In a socialist society, wealth will be produced solely to satisfy peoples’ needs and not for sale as it is today. Because of this, there will be no deliberate variations in the quality of wealth. Socialism will have only one quality. Whatever is produced will be the best that human beings are capable of. Houses, for example, will be designed and built with the only motive of housing human beings in the best possible style. The materials of which they are made, their facilities and their location will all conform to this. They will be the best homes that society knows how to build.

Nobody will be employed by another person - nobody will sell his or her labour-power or work for wages. Everybody, in fact, will work for the whole of society, Work will be a cooperative effort, freely given because men and women will realise that wealth can only be produced by working unless wealth is produced society will die. Yet it will not only be a reluctance to commit social suicide that will keep us working under socialism. Mankind will be free, free from the fetters of wage slavery, free from the fears of unemployment, free from economic servitude and insecurity. Nobody will found doing a job that is hated but tolerated because it pays well. We will be free to do useful work, making things which will add to society’s welfare, things which will make human life better and happier

There will be no war; the cause of war will no longer exist. This means that there will be no armed forces with their dreadfully destructive weapons It means that the people who are in the armed forces, together with the rest of the enormous social effort which is channelled into them, will be able to serve useful, humane purposes instead of destroying and terrorising.

When production is only for human use we shall see a great development of society's productivity. First of all, an enormous number of jobs that are vital to capitalism will become redundant. Socialism will have no use for such jobs because its wealth will not be produced for sale. There will probably be statisticians to collect information about society’s productive resources and to relate this to our needs. A lot of people will work at transporting wealth all over the world. These are useful occupations, just as all work will be.

Capitalism has veined the world with frontiers and has fostered patriotism and race hatred none of which has any scientific basis. Frontiers are purely artificial and are often altered at international conferences. Many workers are proud of their nationality although in logic they cannot take pride in something over which they have no control. Socialism will have none of this. No frontiers, no racial barriers or prejudices. The world will be one with only human beings working together for their mutual benefit.

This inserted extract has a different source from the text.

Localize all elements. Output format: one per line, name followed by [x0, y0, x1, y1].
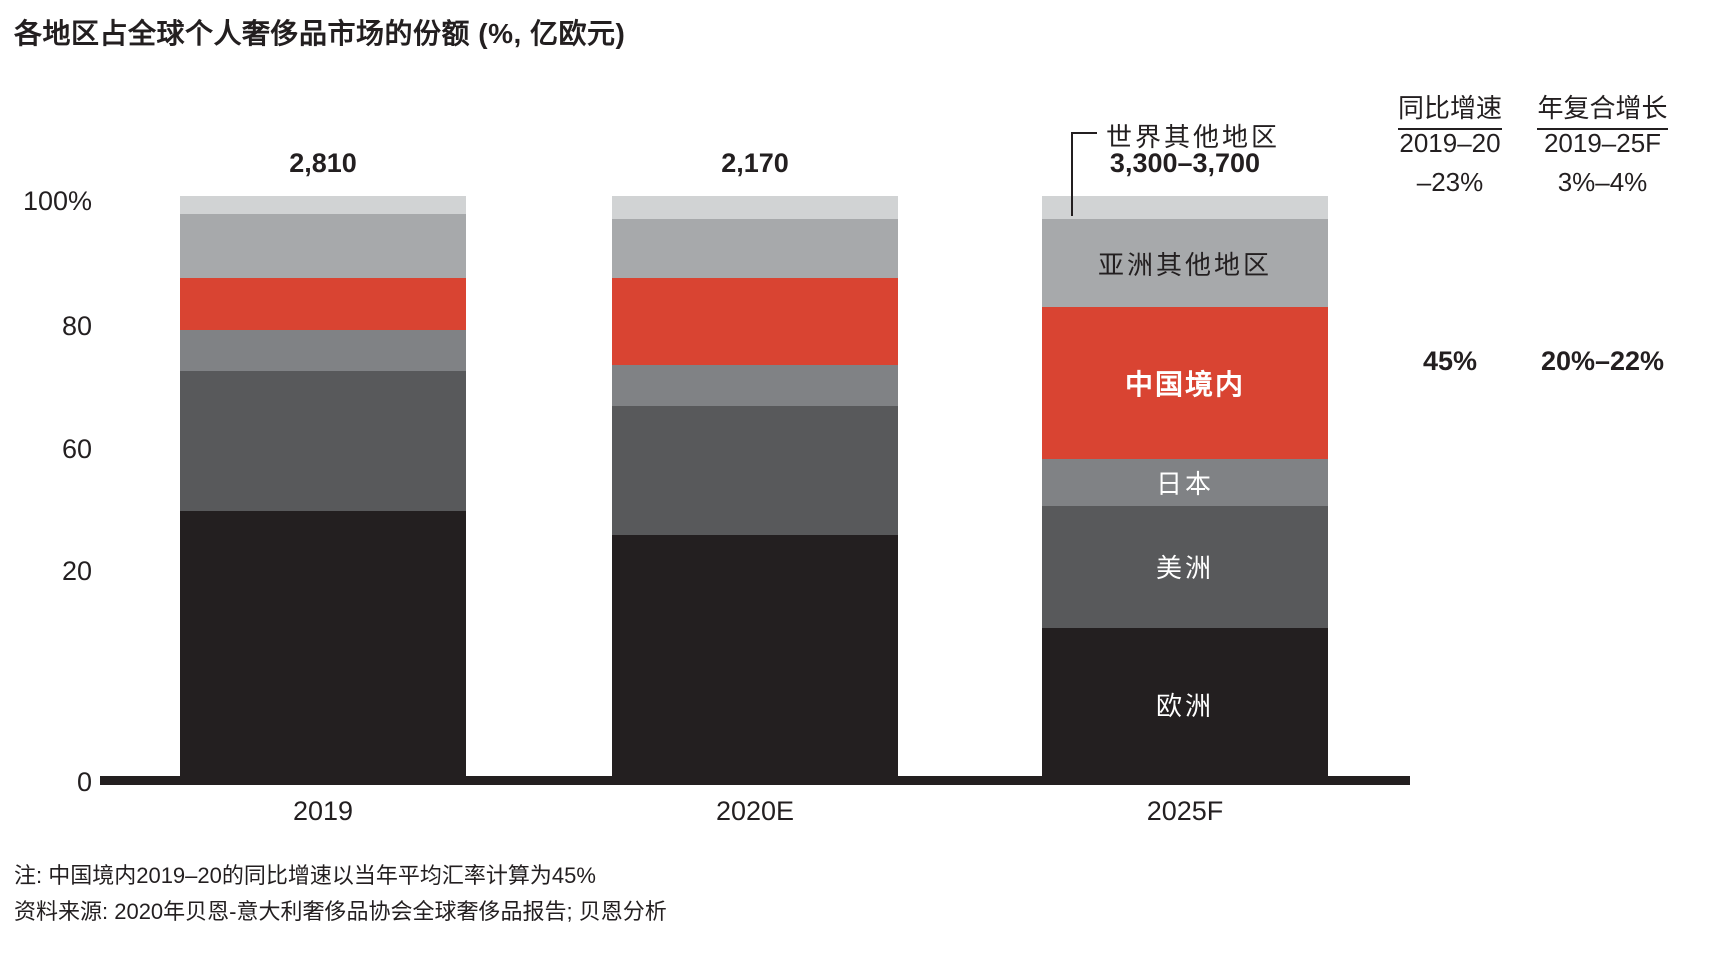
growth-market-yoy: –23%	[1416, 167, 1484, 197]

Socialism will end the wasteful insecure world we know today. It will remove poverty and replace it with plenty. It will abolish war and bring us a world of peace. It will end fear and hatred and give us security.  No matter how often the politicians assure us that they have the solution to our problems, they never succeed in solving them. The future, as long as the workers are content to trust their leaders, and to keep capitalism in being, is grim. The expansion of socialist knowledge and action is the only hope for a sane world, a world that is safe and abundant and free.